Prior to her confirmation, Senator Elizabeth Warren (D-Massachusetts) called Khan the “leading intellectual force in the modern antitrust movement,” and Senator Ted Cruz (R- Texas) said during her confirmation hearing that he looked forward to working with her. Khan, who can serve a term up to five years, “will be one of five voting members of the FTC, a government agency whose broad powers include enforcing consumer protection laws, overseeing mergers, and initiating cases against companies for anti-competitive behavior.”
CNBC reports that, “Khan will take over the helm from acting chair and Democrat Rebecca Kelly Slaughter, who has led the commission under Biden’s presidency.” Biden is also “expected to name a third commissioner to succeed Democrat Rohit Chopra, whom he has nominated to lead the Consumer Financial Protection Bureau.”
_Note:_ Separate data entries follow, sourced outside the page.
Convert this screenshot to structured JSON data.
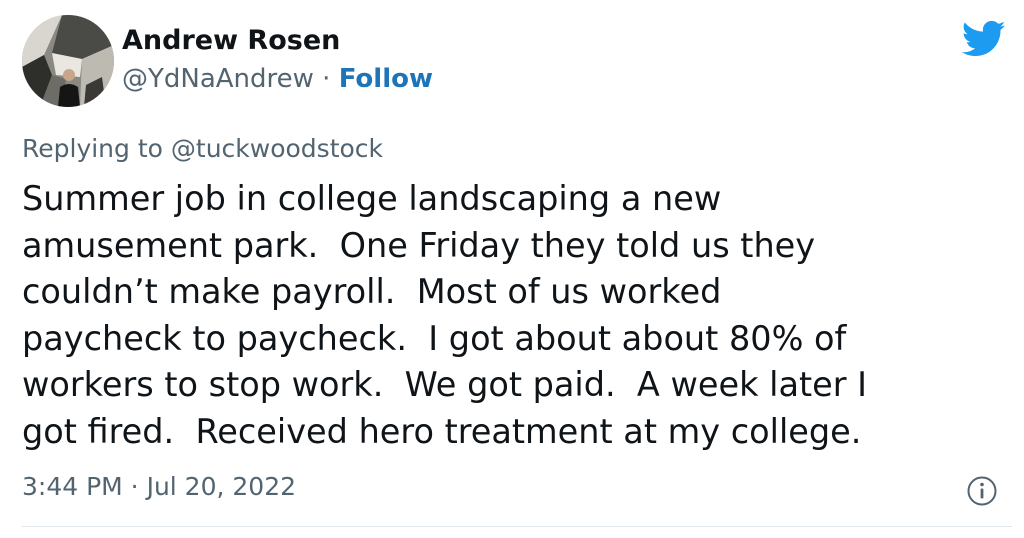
{
  "author": {
    "display_name": "Andrew Rosen",
    "handle": "@YdNaAndrew",
    "separator": " · ",
    "follow_label": "Follow",
    "avatar_icon": "profile-photo"
  },
  "reply_context": {
    "prefix": "Replying to ",
    "mention": "@tuckwoodstock"
  },
  "tweet": {
    "lines": [
      "Summer job in college landscaping a new",
      "amusement park.  One Friday they told us they",
      "couldn’t make payroll.  Most of us worked",
      "paycheck to paycheck.  I got about about 80% of",
      "workers to stop work.  We got paid.  A week later I",
      "got fired.  Received hero treatment at my college."
    ]
  },
  "meta": {
    "timestamp": "3:44 PM · Jul 20, 2022"
  },
  "icons": {
    "brand": "twitter-bird-icon",
    "info": "info-icon"
  },
  "colors": {
    "brand": "#1d9bf0",
    "link": "#1d74b8",
    "secondary_text": "#536471",
    "primary_text": "#0f1419"
  }
}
Khan has “participated in the House Judiciary subcommittee on antitrust investigation into Amazon, Apple, Facebook and Google,” which resulted in a report that “recommended legislative reforms to reinvigorate competition in digital markets.” She worked on the Google section of that report.
Khan also recently became an associate professor at Columbia Law School, teaching antitrust law and, before that, “worked as legal director for anti-monopoly group the Open Markets Institute and as a legal advisor to Chopra at the FTC.”